「も~す、もうす、お礼をもうす」

今年も鞆の新春の風物詩「お弓神事」が無事に終わりました。

冷たい空気と凛とした緊迫感の中にも、あちらこちらで鞆の人々の温かさが伝わってくるこの祭礼は、どの場面もまるで絵巻物を見ているようでした。

新しい年もきっといい一年になりますね! 町中が“福”でいっぱいになりました!!

囃子言葉の掛け声も鞆ならでの温かさが伝わってきます。これから始まる神事の前には「もーす、もうす、お弓をもうす」、八幡神社の献杯式では「よーのめ(飲め)よーのめ」と聞こえてきます。弓をひく親弓主を応援する際は「ねーろた、ねろた、親弓がねろた」、弓主が片肌を出す際には「あーぬく(温かい)、あーぬく」といい、神事が無事に済むと「もーす、もうす、お礼をもうす」と言います。どれも穏やかでゆっくりとした囃子言葉は人々の心を温め、この祭事を盛り立てます。

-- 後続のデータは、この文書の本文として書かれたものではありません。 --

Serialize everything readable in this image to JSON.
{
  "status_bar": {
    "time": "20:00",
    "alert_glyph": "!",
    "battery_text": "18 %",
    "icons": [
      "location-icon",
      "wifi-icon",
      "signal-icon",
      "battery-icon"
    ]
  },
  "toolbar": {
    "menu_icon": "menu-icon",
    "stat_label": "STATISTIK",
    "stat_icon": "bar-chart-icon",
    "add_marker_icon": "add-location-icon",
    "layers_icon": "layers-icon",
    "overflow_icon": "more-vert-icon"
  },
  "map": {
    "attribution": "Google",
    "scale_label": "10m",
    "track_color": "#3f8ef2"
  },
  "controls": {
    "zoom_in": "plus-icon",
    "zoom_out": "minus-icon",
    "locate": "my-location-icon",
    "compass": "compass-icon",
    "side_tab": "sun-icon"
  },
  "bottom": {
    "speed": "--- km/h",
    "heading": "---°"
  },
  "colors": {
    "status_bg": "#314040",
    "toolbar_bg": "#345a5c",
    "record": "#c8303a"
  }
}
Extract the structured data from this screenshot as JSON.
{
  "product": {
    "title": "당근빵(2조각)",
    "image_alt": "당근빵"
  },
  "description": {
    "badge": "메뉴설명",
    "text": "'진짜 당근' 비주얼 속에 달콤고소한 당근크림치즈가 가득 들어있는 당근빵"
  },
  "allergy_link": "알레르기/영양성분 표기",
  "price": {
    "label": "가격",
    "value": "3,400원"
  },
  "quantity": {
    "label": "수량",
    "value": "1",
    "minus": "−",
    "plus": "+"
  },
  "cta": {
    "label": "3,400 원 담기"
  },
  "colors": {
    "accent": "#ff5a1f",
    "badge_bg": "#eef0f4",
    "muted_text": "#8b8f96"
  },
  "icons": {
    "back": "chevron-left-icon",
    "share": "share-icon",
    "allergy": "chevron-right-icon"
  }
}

本番前日、弓主の二人は俗世間から離れるという意味も込めて自宅でなく別の場所(当番町の会館等)に身を移し飾り弓と御神酒を枕元に置き就寝、明日の神事に備えます。その年の一年を神様扱いにされる名誉を担う役割でもあるのです。

見事に儀式化された前日祭と当日祭の二日間にわたる「お弓神事」は、日本遺産に認定された鞆の浦の構成文化財の一つであり、福山市無形民俗文化財でもあります。